The natural next step is for the program to help fund standalone stadium projects in the U.S., and some local politicians are already on board. Richard Cochran, a candidate for the Hillsborough County Board of County Commissioners in the Tampa Bay metro area, said his platform includes using EB-5 financing to help fund a new stadium for the MLB’s Tampa Bay Rays, an issue that has been hotly debated by the county board.

Developers have the rarest of Washington commodities: broad bipartisan support.

“We don’t want the Rays to leave our region, but our county does not have an appetite for new taxes, especially for something like a stadium,” Cochran said.

EB-5 financing has also been touted by New York financier Jason Ader as part of his $350 million plan to bring a Major League Soccer franchise to Las Vegas. Ader has proposed a multifaceted financing package that includes EB-5 capital to fund the centerpiece of his plan: a $200 million soccer stadium in Sin City.

The program is not without its detractors, some of whom paint a dark picture of corruption and visas for sale. A recent Fortune story focused on the “dark, disturbing world” of EB-5 and explored the potential for corruption in the system, which was effectively shut down from 1998 to 2003 to address rampant mismanagement.

Other critics point out that the 10 jobs required under the program can be created indirectly, as long as the developer can produce a report showing economic growth in the area and linking it to job creation. That makes the connection between an EB-5 investment and the creation of U.S. jobs — the impetus behind the program in the first place — harder to verify.

“It used to be that someone would go out two years later and say: ‘Let me see the 10 people,’” said John Vogel, an adjunct professor at Dartmouth’s Tuck School of Business. “You can’t see the 10 people anymore.”

Vogel, an outspoken critic of the program, also takes issue with the visas-for-sale element of EB-5. Immigrants who pursue citizenship through more traditional channels can wait decades to receive green cards because of massive backlogs. But there has never been a backlog for green cards issued through EB-5, and the wait time is usually measured in months, not years.

“By definition [EB-5 investors] are moving to the front of the immigration line,” Vogel said. “I don’t think our citizenship should be for sale.”

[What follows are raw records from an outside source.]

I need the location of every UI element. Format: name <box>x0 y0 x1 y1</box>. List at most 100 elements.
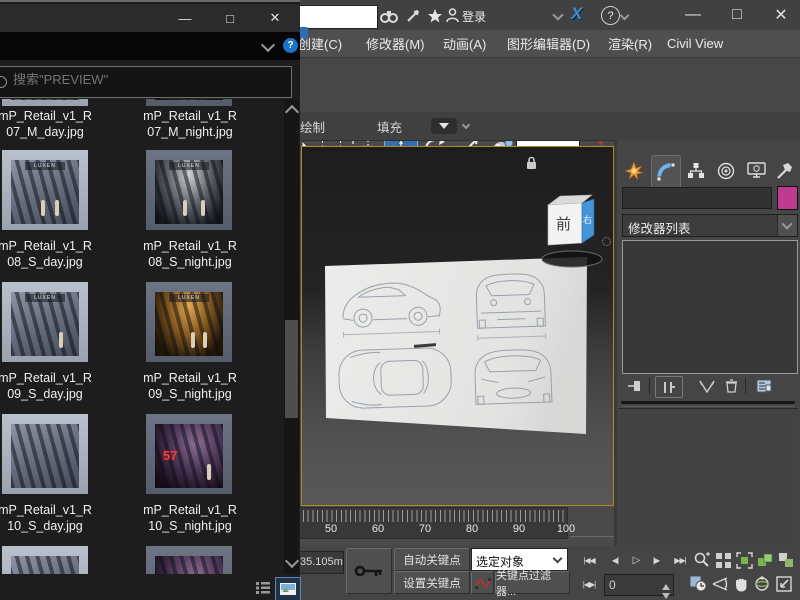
file-thumbnail[interactable]: 57 <box>146 414 232 494</box>
menu-rendering[interactable]: 渲染(R) <box>602 30 658 56</box>
menu-modifiers[interactable]: 修改器(M) <box>360 30 431 56</box>
file-thumbnail[interactable]: LUXEN <box>146 282 232 362</box>
expand-ribbon-chevron-icon[interactable] <box>261 38 275 52</box>
explorer-help-icon[interactable]: ? <box>283 38 298 53</box>
file-name[interactable]: mP_Retail_v1_R08_S_day.jpg <box>0 238 115 270</box>
explorer-minimize-button[interactable]: — <box>168 6 202 30</box>
object-color-swatch[interactable] <box>777 186 798 210</box>
favorites-star-icon[interactable] <box>426 6 444 24</box>
ribbon-tab-fill[interactable]: 填充 <box>377 112 402 140</box>
create-tab-icon[interactable] <box>620 157 648 185</box>
file-thumbnail[interactable]: LUXEN <box>2 150 88 230</box>
details-view-button[interactable] <box>254 579 272 597</box>
explorer-titlebar[interactable]: — □ ✕ <box>0 4 300 32</box>
scrollbar-thumb[interactable] <box>285 320 298 418</box>
explorer-maximize-button[interactable]: □ <box>213 6 247 30</box>
time-configuration-button[interactable] <box>688 575 708 593</box>
max-maximize-button[interactable]: □ <box>723 4 751 26</box>
viewcube[interactable]: 前 右 <box>540 191 606 271</box>
timeline-ruler[interactable]: 50 60 70 80 90 100 <box>296 507 568 539</box>
explorer-search-box[interactable] <box>0 66 292 98</box>
help-icon[interactable]: ? <box>601 6 620 25</box>
file-thumbnail[interactable] <box>2 546 88 574</box>
object-name-field[interactable] <box>622 187 772 209</box>
explorer-scrollbar[interactable] <box>284 99 299 574</box>
ribbon-flyout-button[interactable] <box>431 118 457 134</box>
viewcube-settings-gear-icon[interactable] <box>602 237 611 246</box>
current-frame-field[interactable]: 0 <box>604 574 674 596</box>
sign-in-label[interactable]: 登录 <box>462 8 486 25</box>
auto-key-button[interactable]: 自动关键点 <box>394 548 470 571</box>
file-name[interactable]: mP_Retail_v1_R07_M_night.jpg <box>120 108 260 140</box>
pin-stack-icon[interactable] <box>625 377 643 395</box>
file-name[interactable]: mP_Retail_v1_R09_S_night.jpg <box>120 370 260 402</box>
display-tab-icon[interactable] <box>742 157 770 185</box>
viewcube-front-label[interactable]: 前 <box>556 213 571 234</box>
configure-modifier-sets-icon[interactable] <box>753 377 775 395</box>
menu-graph-editors[interactable]: 图形编辑器(D) <box>501 30 596 56</box>
previous-frame-button[interactable]: ◀| <box>605 551 625 569</box>
orbit-button[interactable] <box>752 575 772 593</box>
pan-hand-button[interactable] <box>731 575 751 593</box>
file-thumbnail[interactable]: LUXEN <box>2 282 88 362</box>
go-to-end-button[interactable]: ▶▶| <box>669 551 691 569</box>
next-frame-button[interactable]: |▶ <box>646 551 666 569</box>
explorer-close-button[interactable]: ✕ <box>258 6 292 30</box>
coordinate-display-field[interactable]: 35.105m <box>296 551 344 574</box>
ribbon-tab-draw[interactable]: 绘制 <box>300 112 325 140</box>
scroll-up-icon[interactable] <box>285 105 299 119</box>
file-thumbnail[interactable] <box>2 414 88 494</box>
spinner-up-icon[interactable] <box>662 577 671 584</box>
zoom-viewport-button[interactable] <box>693 551 711 569</box>
search-binoculars-icon[interactable] <box>378 7 400 25</box>
key-mode-toggle-button[interactable]: |◀▶| <box>578 575 600 593</box>
field-of-view-button[interactable] <box>710 575 730 593</box>
spinner-down-icon[interactable] <box>662 586 671 593</box>
menu-civil-view[interactable]: Civil View <box>661 30 729 56</box>
new-key-tangent-button[interactable] <box>471 571 494 594</box>
thumbnail-view-button[interactable] <box>275 577 301 600</box>
perspective-viewport[interactable]: 前 右 <box>301 146 614 506</box>
make-unique-icon[interactable] <box>697 377 717 395</box>
motion-tab-icon[interactable] <box>712 157 740 185</box>
remove-modifier-icon[interactable] <box>721 377 741 395</box>
modifier-list-dropdown[interactable]: 修改器列表 <box>622 214 798 237</box>
ribbon-flyout-caret-icon[interactable] <box>462 121 470 129</box>
max-minimize-button[interactable]: — <box>679 4 707 26</box>
go-to-start-button[interactable]: |◀◀ <box>578 551 600 569</box>
viewcube-right-label[interactable]: 右 <box>583 213 592 226</box>
modifier-stack-listbox[interactable] <box>622 240 798 374</box>
file-thumbnail[interactable] <box>2 99 88 106</box>
key-filters-button[interactable]: 关键点过滤器... <box>495 571 570 594</box>
scroll-down-icon[interactable] <box>285 554 299 568</box>
file-thumbnail[interactable]: LUXEN <box>146 150 232 230</box>
file-name[interactable]: mP_Retail_v1_R10_S_night.jpg <box>120 502 260 534</box>
zoom-all-button[interactable] <box>714 551 732 569</box>
play-button[interactable]: ▷ <box>628 551 644 569</box>
menu-create[interactable]: 创建(C) <box>292 30 348 56</box>
max-close-button[interactable]: ✕ <box>767 4 795 26</box>
communication-icon[interactable] <box>404 7 424 25</box>
zoom-extents-all-button[interactable] <box>756 551 774 569</box>
file-name[interactable]: mP_Retail_v1_R08_S_night.jpg <box>120 238 260 270</box>
file-name[interactable]: mP_Retail_v1_R10_S_day.jpg <box>0 502 115 534</box>
file-thumbnail[interactable] <box>146 99 232 106</box>
file-name[interactable]: mP_Retail_v1_R07_M_day.jpg <box>0 108 115 140</box>
utilities-tab-icon[interactable] <box>770 157 798 185</box>
sign-in-dropdown-icon[interactable] <box>552 9 563 20</box>
explorer-search-input[interactable] <box>11 71 265 88</box>
set-key-mode-button[interactable]: 设置关键点 <box>394 571 470 594</box>
help-dropdown-icon[interactable] <box>620 11 630 21</box>
max-search-input[interactable] <box>298 5 378 29</box>
show-end-result-button[interactable] <box>655 376 683 398</box>
set-key-big-button[interactable] <box>346 548 392 594</box>
menu-animation[interactable]: 动画(A) <box>437 30 492 56</box>
modify-tab-icon[interactable] <box>651 155 681 187</box>
zoom-region-button[interactable] <box>777 551 795 569</box>
zoom-extents-button[interactable] <box>735 551 753 569</box>
hierarchy-tab-icon[interactable] <box>682 157 710 185</box>
dropdown-chevron-icon[interactable] <box>777 215 797 236</box>
file-thumbnail[interactable] <box>146 546 232 574</box>
maximize-viewport-toggle-button[interactable] <box>774 575 794 593</box>
file-name[interactable]: mP_Retail_v1_R09_S_day.jpg <box>0 370 115 402</box>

But Vogel knows he’s in the minority, and even he expects the program to gain in popularity. Developers are pushing the U.S government to increase the yearly quota of EB-5 visas, and they have the rarest of Washington commodities: broad bipartisan support. In 2012, Congress reauthorized the program through 2015 with a 412-3 vote in the House of Representatives and unanimous support in the Senate.

So when your favorite team threatens to pack up and leave town because its stadium doesn’t have enough luxury boxes or a gargantuan video board, take heart: There are thousands of rich foreigners eager to come to America with the money to give fans, owners and developers exactly what they want.